Edmonds-Karp algorithm for computing maximum flow value, flow matrix, and residual capacity matrix. Will implement breadth-first search on the residual graph to find minimum cut. As there are multiple outputs, it's going to take some time working out the logistics with the ado Stata wrapper.
07/26/2011 update:
SGL version 1.1.3 released. Improved codes for Dijkstra's algorithm and algorithm to compute betweenness centrality for weighted networks. Under review at the Stata Journal.
Stata Conference Chicago 2011: Had a great opportunity to present the Stata Graph Library at this year's Stata Conference. Thank you to all the organizers and attendees. The conference presentation slides are available here.
NEXT >> Floyd-Warshall algorithm for dense networks and maximum flow...
06/06/2011 update:
SGL version 1.1.2 (beta) updated with revised documentation and help files for network and netsummarize.
05/09/2011 update:
A bit of a disclaimer: As of now large networks cannot be handled efficiently and thus Stata Graph Library functions are only well suited for smaller networks with 1000 vertices or less if unweighted, 250 vertices or less if weighted when density is around 0.1 (density is defined as the number of edges over number of vertices^2, where undirected edges are treated as two directed edges). For large networks, or very dense ones, I suggest using MatlabBGL if you have access to Matlab - it's faster and handles large datasets better than most R packages. Otherwise, designing your own C++ wrapper for the Boost Graph Library, via Stata's st_plugin() if that's of interest, may be the other "free" alternative for large networks. I definitely have plans to improve SGL algorithm speeds in the future, but it'll take me a while to get there.
The idea of switching the project over to a wrapper for BGL has been discussed, but as the C++ code will have to be compiled for each platform, not to mention the (sometimes random) "segmentation fault"s (probably due to my poor coding) which can wreak havoc on the user's dataset, I think we'll stick with Mata for now.
Installation tips: What seems to work for a lot of people is to save the .ado and .mlib files in 'C:\ado\personal' directory (assuming a PC). For me at least, saving the files in the current working directory works as well. Either way, when you launch a new session of Stata and type mata mata mlib query, lsgl should show up indicating that the library is loaded.
SGL version 1.1.2 (beta) released. Version to be presented at this year's Stata Conference in Chicago. Totally re-designed ado-file wrappers (sorry folks) but now you can use if exps and in ranges so it's pretty cool. Making it byable would be nice too...
03/12/2011 update:
SGL version 1.1.1: Under review (still) at the Stata Journal. Command name change from NETGEN, otherwise program identical to version 1.1.3. R/MatlabBGL programs used to test Stata code now included in program attachment. Demonstration of a method to implement additional custom written routines with SGL provided with program SGLX.
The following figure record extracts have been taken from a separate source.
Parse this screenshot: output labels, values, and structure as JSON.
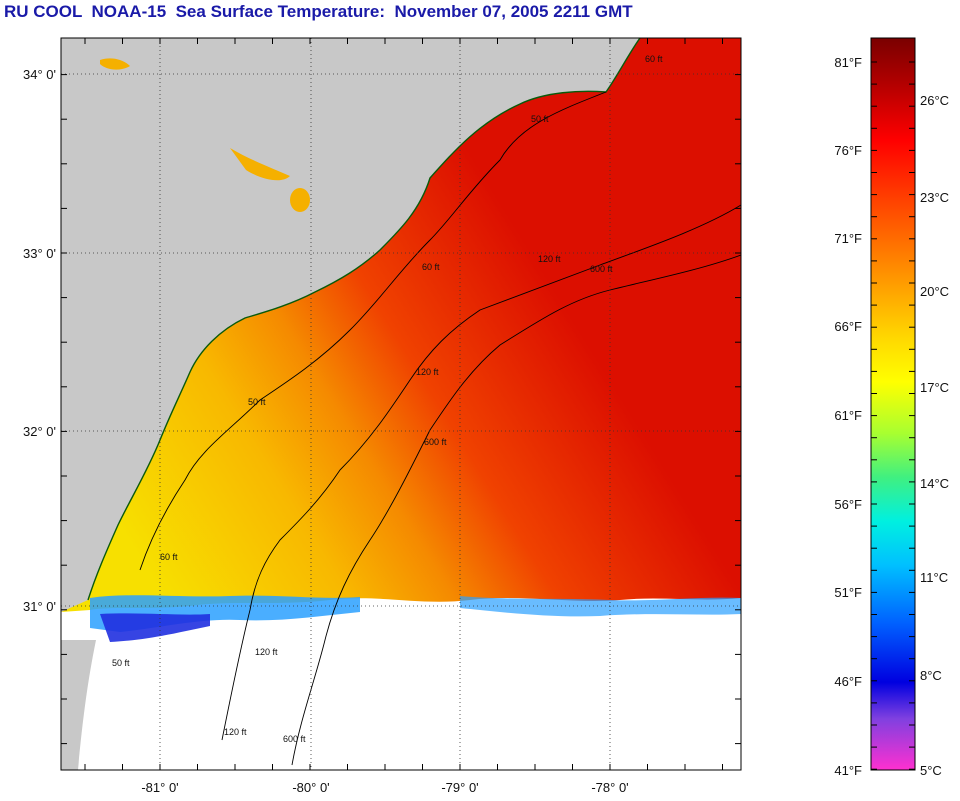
{
  "title": "RU COOL  NOAA-15  Sea Surface Temperature:  November 07, 2005 2211 GMT",
  "latitude_labels": [
    "34° 0'",
    "33° 0'",
    "32° 0'",
    "31° 0'"
  ],
  "longitude_labels": [
    "-81° 0'",
    "-80° 0'",
    "-79° 0'",
    "-78° 0'"
  ],
  "contour_labels": {
    "fifty": "50 ft",
    "sixty": "60 ft",
    "one_twenty": "120 ft",
    "six_hundred": "600 ft"
  },
  "colorbar": {
    "fahrenheit": [
      "81°F",
      "76°F",
      "71°F",
      "66°F",
      "61°F",
      "56°F",
      "51°F",
      "46°F",
      "41°F"
    ],
    "celsius": [
      "26°C",
      "23°C",
      "20°C",
      "17°C",
      "14°C",
      "11°C",
      "8°C",
      "5°C"
    ]
  },
  "colors": {
    "title": "#1a1aa8",
    "land": "#c8c8c8",
    "no_data": "#ffffff",
    "warm": "#e01000",
    "cool": "#f7d400"
  }
}
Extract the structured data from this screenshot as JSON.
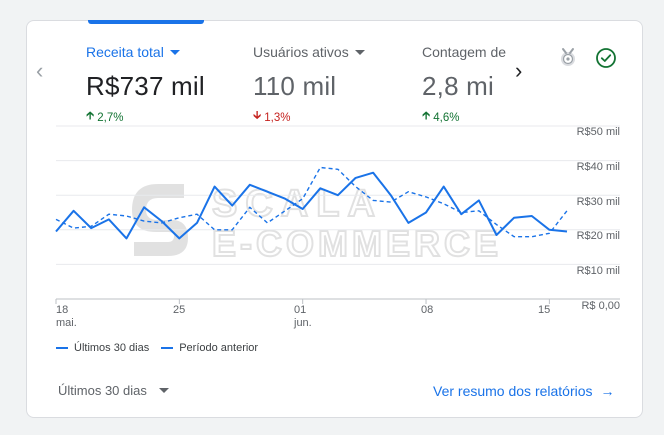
{
  "metrics": [
    {
      "label": "Receita total",
      "value": "R$737 mil",
      "change": "2,7%",
      "direction": "up"
    },
    {
      "label": "Usuários ativos",
      "value": "110 mil",
      "change": "1,3%",
      "direction": "down"
    },
    {
      "label": "Contagem de",
      "value": "2,8 mi",
      "change": "4,6%",
      "direction": "up"
    }
  ],
  "icons": {
    "prev": "chevron-left-icon",
    "next": "chevron-right-icon",
    "insights": "insights-badge-icon",
    "status": "check-circle-icon"
  },
  "colors": {
    "accent": "#1a73e8",
    "positive": "#137333",
    "negative": "#c5221f"
  },
  "watermark": {
    "line1": "SCALA",
    "line2": "E-COMMERCE"
  },
  "chart_data": {
    "type": "line",
    "title": "",
    "x": [
      "18 mai.",
      "19",
      "20",
      "21",
      "22",
      "23",
      "24",
      "25",
      "26",
      "27",
      "28",
      "29",
      "30",
      "31",
      "01 jun.",
      "02",
      "03",
      "04",
      "05",
      "06",
      "07",
      "08",
      "09",
      "10",
      "11",
      "12",
      "13",
      "14",
      "15",
      "16"
    ],
    "x_tick_labels": [
      {
        "day": "18",
        "month": "mai.",
        "index": 0
      },
      {
        "day": "25",
        "month": "",
        "index": 7
      },
      {
        "day": "01",
        "month": "jun.",
        "index": 14
      },
      {
        "day": "08",
        "month": "",
        "index": 21
      },
      {
        "day": "15",
        "month": "",
        "index": 28
      }
    ],
    "y_ticks": [
      "R$ 0,00",
      "R$10 mil",
      "R$20 mil",
      "R$30 mil",
      "R$40 mil",
      "R$50 mil"
    ],
    "ylim": [
      0,
      50
    ],
    "series": [
      {
        "name": "Últimos 30 dias",
        "style": "solid",
        "values": [
          19.5,
          25.5,
          20.5,
          23,
          17.5,
          26.5,
          22.5,
          17.5,
          22,
          32.5,
          27,
          33,
          31,
          29,
          26,
          32,
          30,
          35,
          36.5,
          30,
          22,
          25,
          32.5,
          24.5,
          28.5,
          18.5,
          23.5,
          24,
          20,
          19.5
        ]
      },
      {
        "name": "Período anterior",
        "style": "dashed",
        "values": [
          23,
          20.5,
          21,
          24.5,
          24,
          22.5,
          22,
          23.5,
          24.5,
          20,
          20,
          26.5,
          22,
          25.5,
          29,
          38,
          37.5,
          32.5,
          28.5,
          28,
          31,
          29.5,
          27.5,
          25,
          25.5,
          21.5,
          18,
          18,
          19,
          25.5
        ]
      }
    ],
    "grid": true,
    "legend_position": "bottom-left"
  },
  "footer": {
    "date_range": "Últimos 30 dias",
    "report_link": "Ver resumo dos relatórios"
  }
}
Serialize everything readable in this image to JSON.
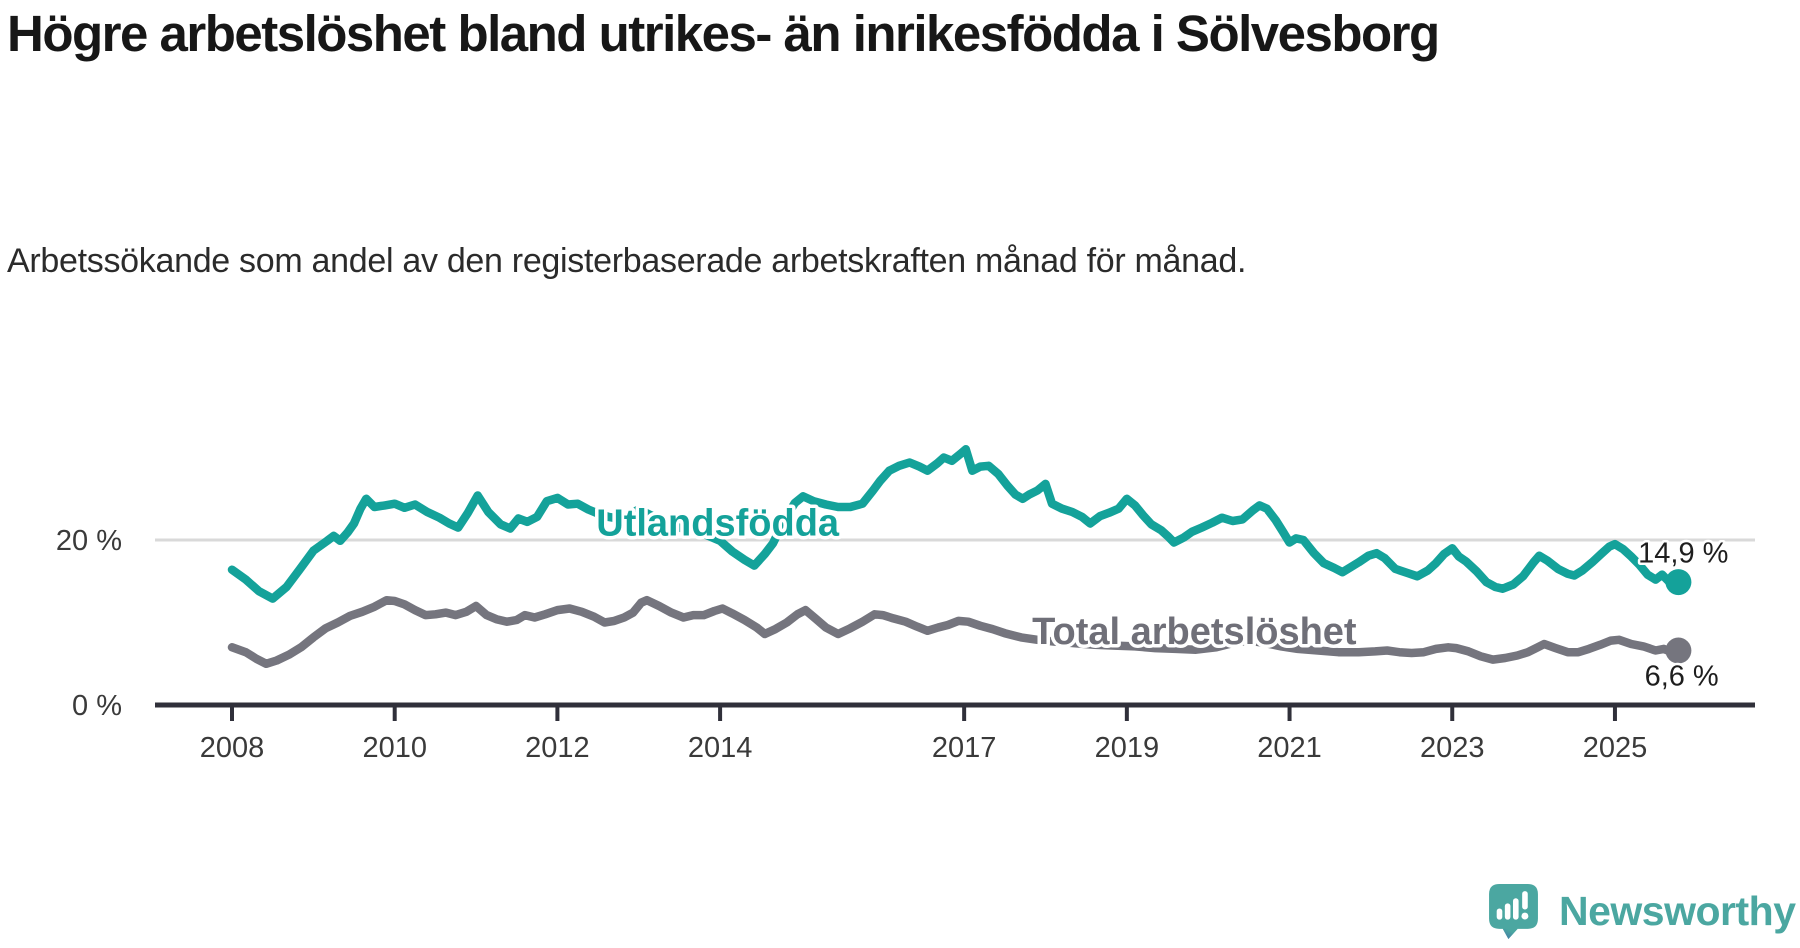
{
  "header": {
    "title": "Högre arbetslöshet bland utrikes- än inrikesfödda i Sölvesborg",
    "subtitle": "Arbetssökande som andel av den registerbaserade arbetskraften månad för månad."
  },
  "footer": {
    "brand": "Newsworthy",
    "brand_color": "#4BA7A1"
  },
  "colors": {
    "series_foreign_born": "#14a29a",
    "series_total": "#75757e",
    "axis": "#30303a",
    "grid": "#d9d9d9",
    "tick_label": "#3a3a3a",
    "annotation_text": "#1e1e1e"
  },
  "chart_data": {
    "type": "line",
    "title": "Högre arbetslöshet bland utrikes- än inrikesfödda i Sölvesborg",
    "subtitle": "Arbetssökande som andel av den registerbaserade arbetskraften månad för månad.",
    "xlabel": "",
    "ylabel": "",
    "x_axis": {
      "ticks": [
        2008,
        2010,
        2012,
        2014,
        2017,
        2019,
        2021,
        2023,
        2025
      ],
      "range": [
        2007.05,
        2026.7
      ]
    },
    "y_axis": {
      "unit": "%",
      "ticks": [
        {
          "value": 20,
          "label": "20 %",
          "grid": true
        },
        {
          "value": 0,
          "label": "0 %",
          "grid": false
        }
      ],
      "ylim": [
        0,
        39.4
      ]
    },
    "legend_position": "on-chart-labels",
    "grid": "y-20-only",
    "series": [
      {
        "name": "Utlandsfödda",
        "color": "#14a29a",
        "end_value_label": "14,9 %",
        "end_dot": true,
        "points": [
          [
            2008.0,
            16.4
          ],
          [
            2008.17,
            15.2
          ],
          [
            2008.33,
            13.8
          ],
          [
            2008.5,
            12.9
          ],
          [
            2008.67,
            14.3
          ],
          [
            2008.83,
            16.4
          ],
          [
            2009.0,
            18.7
          ],
          [
            2009.17,
            19.9
          ],
          [
            2009.25,
            20.5
          ],
          [
            2009.33,
            19.9
          ],
          [
            2009.42,
            20.9
          ],
          [
            2009.5,
            22.0
          ],
          [
            2009.58,
            23.8
          ],
          [
            2009.65,
            25.0
          ],
          [
            2009.75,
            24.0
          ],
          [
            2009.88,
            24.2
          ],
          [
            2010.0,
            24.4
          ],
          [
            2010.12,
            23.9
          ],
          [
            2010.25,
            24.3
          ],
          [
            2010.4,
            23.4
          ],
          [
            2010.55,
            22.7
          ],
          [
            2010.67,
            22.0
          ],
          [
            2010.78,
            21.5
          ],
          [
            2010.9,
            23.3
          ],
          [
            2011.02,
            25.4
          ],
          [
            2011.15,
            23.4
          ],
          [
            2011.3,
            21.9
          ],
          [
            2011.42,
            21.4
          ],
          [
            2011.52,
            22.6
          ],
          [
            2011.63,
            22.2
          ],
          [
            2011.75,
            22.8
          ],
          [
            2011.87,
            24.7
          ],
          [
            2012.0,
            25.1
          ],
          [
            2012.13,
            24.3
          ],
          [
            2012.25,
            24.4
          ],
          [
            2012.38,
            23.7
          ],
          [
            2012.5,
            23.2
          ],
          [
            2012.63,
            22.8
          ],
          [
            2012.75,
            22.6
          ],
          [
            2012.88,
            23.1
          ],
          [
            2013.0,
            23.7
          ],
          [
            2013.17,
            22.9
          ],
          [
            2013.33,
            22.1
          ],
          [
            2013.5,
            21.5
          ],
          [
            2013.67,
            21.1
          ],
          [
            2013.83,
            20.6
          ],
          [
            2014.0,
            19.9
          ],
          [
            2014.15,
            18.6
          ],
          [
            2014.3,
            17.6
          ],
          [
            2014.42,
            16.9
          ],
          [
            2014.55,
            18.3
          ],
          [
            2014.65,
            19.6
          ],
          [
            2014.8,
            22.6
          ],
          [
            2014.92,
            24.5
          ],
          [
            2015.02,
            25.3
          ],
          [
            2015.15,
            24.7
          ],
          [
            2015.3,
            24.3
          ],
          [
            2015.45,
            24.0
          ],
          [
            2015.6,
            24.0
          ],
          [
            2015.75,
            24.4
          ],
          [
            2015.88,
            26.0
          ],
          [
            2015.97,
            27.2
          ],
          [
            2016.08,
            28.4
          ],
          [
            2016.2,
            29.0
          ],
          [
            2016.33,
            29.4
          ],
          [
            2016.45,
            28.9
          ],
          [
            2016.55,
            28.4
          ],
          [
            2016.67,
            29.3
          ],
          [
            2016.75,
            30.0
          ],
          [
            2016.85,
            29.6
          ],
          [
            2016.95,
            30.4
          ],
          [
            2017.02,
            31.0
          ],
          [
            2017.1,
            28.4
          ],
          [
            2017.2,
            28.9
          ],
          [
            2017.3,
            29.0
          ],
          [
            2017.42,
            28.0
          ],
          [
            2017.53,
            26.6
          ],
          [
            2017.63,
            25.5
          ],
          [
            2017.72,
            25.0
          ],
          [
            2017.8,
            25.5
          ],
          [
            2017.9,
            26.0
          ],
          [
            2018.0,
            26.8
          ],
          [
            2018.08,
            24.4
          ],
          [
            2018.2,
            23.8
          ],
          [
            2018.33,
            23.4
          ],
          [
            2018.45,
            22.8
          ],
          [
            2018.55,
            22.0
          ],
          [
            2018.67,
            22.9
          ],
          [
            2018.78,
            23.3
          ],
          [
            2018.9,
            23.8
          ],
          [
            2019.0,
            25.0
          ],
          [
            2019.1,
            24.2
          ],
          [
            2019.2,
            23.0
          ],
          [
            2019.3,
            21.9
          ],
          [
            2019.42,
            21.2
          ],
          [
            2019.5,
            20.5
          ],
          [
            2019.58,
            19.7
          ],
          [
            2019.7,
            20.3
          ],
          [
            2019.8,
            21.0
          ],
          [
            2019.92,
            21.5
          ],
          [
            2020.05,
            22.1
          ],
          [
            2020.17,
            22.7
          ],
          [
            2020.3,
            22.3
          ],
          [
            2020.42,
            22.5
          ],
          [
            2020.55,
            23.6
          ],
          [
            2020.63,
            24.2
          ],
          [
            2020.72,
            23.8
          ],
          [
            2020.83,
            22.4
          ],
          [
            2020.92,
            21.0
          ],
          [
            2021.0,
            19.7
          ],
          [
            2021.08,
            20.2
          ],
          [
            2021.17,
            20.0
          ],
          [
            2021.3,
            18.4
          ],
          [
            2021.42,
            17.2
          ],
          [
            2021.55,
            16.6
          ],
          [
            2021.65,
            16.1
          ],
          [
            2021.75,
            16.7
          ],
          [
            2021.85,
            17.3
          ],
          [
            2021.97,
            18.1
          ],
          [
            2022.07,
            18.4
          ],
          [
            2022.17,
            17.8
          ],
          [
            2022.3,
            16.5
          ],
          [
            2022.45,
            16.0
          ],
          [
            2022.57,
            15.6
          ],
          [
            2022.7,
            16.3
          ],
          [
            2022.8,
            17.2
          ],
          [
            2022.9,
            18.3
          ],
          [
            2023.0,
            19.0
          ],
          [
            2023.08,
            18.0
          ],
          [
            2023.17,
            17.4
          ],
          [
            2023.3,
            16.2
          ],
          [
            2023.42,
            14.9
          ],
          [
            2023.53,
            14.3
          ],
          [
            2023.62,
            14.1
          ],
          [
            2023.75,
            14.6
          ],
          [
            2023.87,
            15.6
          ],
          [
            2024.0,
            17.3
          ],
          [
            2024.07,
            18.1
          ],
          [
            2024.17,
            17.5
          ],
          [
            2024.3,
            16.5
          ],
          [
            2024.42,
            15.9
          ],
          [
            2024.5,
            15.7
          ],
          [
            2024.6,
            16.3
          ],
          [
            2024.72,
            17.3
          ],
          [
            2024.83,
            18.3
          ],
          [
            2024.93,
            19.2
          ],
          [
            2025.0,
            19.5
          ],
          [
            2025.1,
            18.9
          ],
          [
            2025.2,
            18.0
          ],
          [
            2025.3,
            17.0
          ],
          [
            2025.4,
            15.8
          ],
          [
            2025.5,
            15.2
          ],
          [
            2025.58,
            15.8
          ],
          [
            2025.67,
            14.9
          ],
          [
            2025.78,
            14.9
          ]
        ]
      },
      {
        "name": "Total arbetslöshet",
        "color": "#75757e",
        "end_value_label": "6,6 %",
        "end_dot": true,
        "points": [
          [
            2008.0,
            7.0
          ],
          [
            2008.17,
            6.4
          ],
          [
            2008.3,
            5.6
          ],
          [
            2008.42,
            5.0
          ],
          [
            2008.55,
            5.4
          ],
          [
            2008.7,
            6.1
          ],
          [
            2008.85,
            7.0
          ],
          [
            2009.0,
            8.2
          ],
          [
            2009.15,
            9.3
          ],
          [
            2009.3,
            10.0
          ],
          [
            2009.45,
            10.8
          ],
          [
            2009.6,
            11.3
          ],
          [
            2009.75,
            11.9
          ],
          [
            2009.9,
            12.7
          ],
          [
            2010.0,
            12.6
          ],
          [
            2010.12,
            12.2
          ],
          [
            2010.25,
            11.5
          ],
          [
            2010.38,
            10.9
          ],
          [
            2010.5,
            11.0
          ],
          [
            2010.63,
            11.2
          ],
          [
            2010.75,
            10.9
          ],
          [
            2010.88,
            11.3
          ],
          [
            2011.0,
            12.0
          ],
          [
            2011.13,
            10.9
          ],
          [
            2011.25,
            10.4
          ],
          [
            2011.38,
            10.1
          ],
          [
            2011.5,
            10.3
          ],
          [
            2011.6,
            10.9
          ],
          [
            2011.72,
            10.6
          ],
          [
            2011.85,
            11.0
          ],
          [
            2012.0,
            11.5
          ],
          [
            2012.15,
            11.7
          ],
          [
            2012.3,
            11.3
          ],
          [
            2012.45,
            10.7
          ],
          [
            2012.58,
            10.0
          ],
          [
            2012.7,
            10.2
          ],
          [
            2012.82,
            10.6
          ],
          [
            2012.93,
            11.2
          ],
          [
            2013.03,
            12.4
          ],
          [
            2013.1,
            12.7
          ],
          [
            2013.25,
            12.0
          ],
          [
            2013.4,
            11.2
          ],
          [
            2013.55,
            10.6
          ],
          [
            2013.67,
            10.9
          ],
          [
            2013.8,
            10.9
          ],
          [
            2013.93,
            11.4
          ],
          [
            2014.03,
            11.7
          ],
          [
            2014.15,
            11.1
          ],
          [
            2014.3,
            10.3
          ],
          [
            2014.45,
            9.4
          ],
          [
            2014.55,
            8.6
          ],
          [
            2014.68,
            9.2
          ],
          [
            2014.82,
            10.0
          ],
          [
            2014.95,
            11.0
          ],
          [
            2015.05,
            11.5
          ],
          [
            2015.17,
            10.5
          ],
          [
            2015.3,
            9.4
          ],
          [
            2015.45,
            8.6
          ],
          [
            2015.6,
            9.3
          ],
          [
            2015.75,
            10.1
          ],
          [
            2015.9,
            11.0
          ],
          [
            2016.0,
            10.9
          ],
          [
            2016.13,
            10.5
          ],
          [
            2016.28,
            10.1
          ],
          [
            2016.42,
            9.5
          ],
          [
            2016.55,
            9.0
          ],
          [
            2016.68,
            9.4
          ],
          [
            2016.8,
            9.7
          ],
          [
            2016.93,
            10.2
          ],
          [
            2017.05,
            10.1
          ],
          [
            2017.2,
            9.6
          ],
          [
            2017.35,
            9.2
          ],
          [
            2017.5,
            8.7
          ],
          [
            2017.7,
            8.2
          ],
          [
            2017.9,
            7.9
          ],
          [
            2018.1,
            7.7
          ],
          [
            2018.35,
            7.5
          ],
          [
            2018.6,
            7.3
          ],
          [
            2018.85,
            7.2
          ],
          [
            2019.1,
            7.1
          ],
          [
            2019.35,
            6.9
          ],
          [
            2019.6,
            6.8
          ],
          [
            2019.85,
            6.7
          ],
          [
            2020.1,
            7.0
          ],
          [
            2020.3,
            7.5
          ],
          [
            2020.5,
            7.8
          ],
          [
            2020.7,
            7.5
          ],
          [
            2020.9,
            7.1
          ],
          [
            2021.1,
            6.8
          ],
          [
            2021.35,
            6.6
          ],
          [
            2021.6,
            6.4
          ],
          [
            2021.85,
            6.4
          ],
          [
            2022.05,
            6.5
          ],
          [
            2022.2,
            6.6
          ],
          [
            2022.35,
            6.4
          ],
          [
            2022.5,
            6.3
          ],
          [
            2022.65,
            6.4
          ],
          [
            2022.8,
            6.8
          ],
          [
            2022.95,
            7.0
          ],
          [
            2023.05,
            6.9
          ],
          [
            2023.2,
            6.5
          ],
          [
            2023.35,
            5.9
          ],
          [
            2023.5,
            5.5
          ],
          [
            2023.65,
            5.7
          ],
          [
            2023.8,
            6.0
          ],
          [
            2023.93,
            6.4
          ],
          [
            2024.05,
            7.0
          ],
          [
            2024.13,
            7.4
          ],
          [
            2024.27,
            6.9
          ],
          [
            2024.42,
            6.4
          ],
          [
            2024.55,
            6.4
          ],
          [
            2024.68,
            6.8
          ],
          [
            2024.82,
            7.3
          ],
          [
            2024.95,
            7.8
          ],
          [
            2025.05,
            7.9
          ],
          [
            2025.2,
            7.4
          ],
          [
            2025.35,
            7.1
          ],
          [
            2025.5,
            6.6
          ],
          [
            2025.6,
            6.8
          ],
          [
            2025.7,
            6.4
          ],
          [
            2025.78,
            6.6
          ]
        ]
      }
    ],
    "annotations": [
      {
        "role": "series-label",
        "text": "Utlandsfödda",
        "x": 2013.97,
        "y": 22.1,
        "color": "#14a29a"
      },
      {
        "role": "series-label",
        "text": "Total arbetslöshet",
        "x": 2019.83,
        "y": 9.0,
        "color": "#6f6f78"
      },
      {
        "role": "value-label",
        "text": "14,9 %",
        "x": 2025.84,
        "y": 18.5,
        "color": "#1e1e1e"
      },
      {
        "role": "value-label",
        "text": "6,6 %",
        "x": 2025.82,
        "y": 3.6,
        "color": "#1e1e1e"
      }
    ]
  }
}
NETGEN version 1.1.3: Katz-Bonacich centrality added. Several syntax changes.
NETGEN version 1.1.2: Eigenvector centrality added.
NETGEN version 1.1.1: Under second review at the Stata Journal.
NETWORK SGL: Older version of NETGEN.
RGRAPH: Stata command to generate random graphs.
NETWORKS: Older version of NETWORK SGL project.
NETPLOT & PAJEK2STATA: Rense Corten has developed NETPLOT, which provides network visualization capabilities to Stata, and PAJEK2STATA, which allows importing of relational data from Pajek to Stata. You can also follow his blog here.
STATA2PAJEK: Gabriel Rossman has developed STATA2PAJEK for exporting data from Stata to Pajek.
CENTPOW: Stata module to compute network centrality and power developed by Z. P. Neal.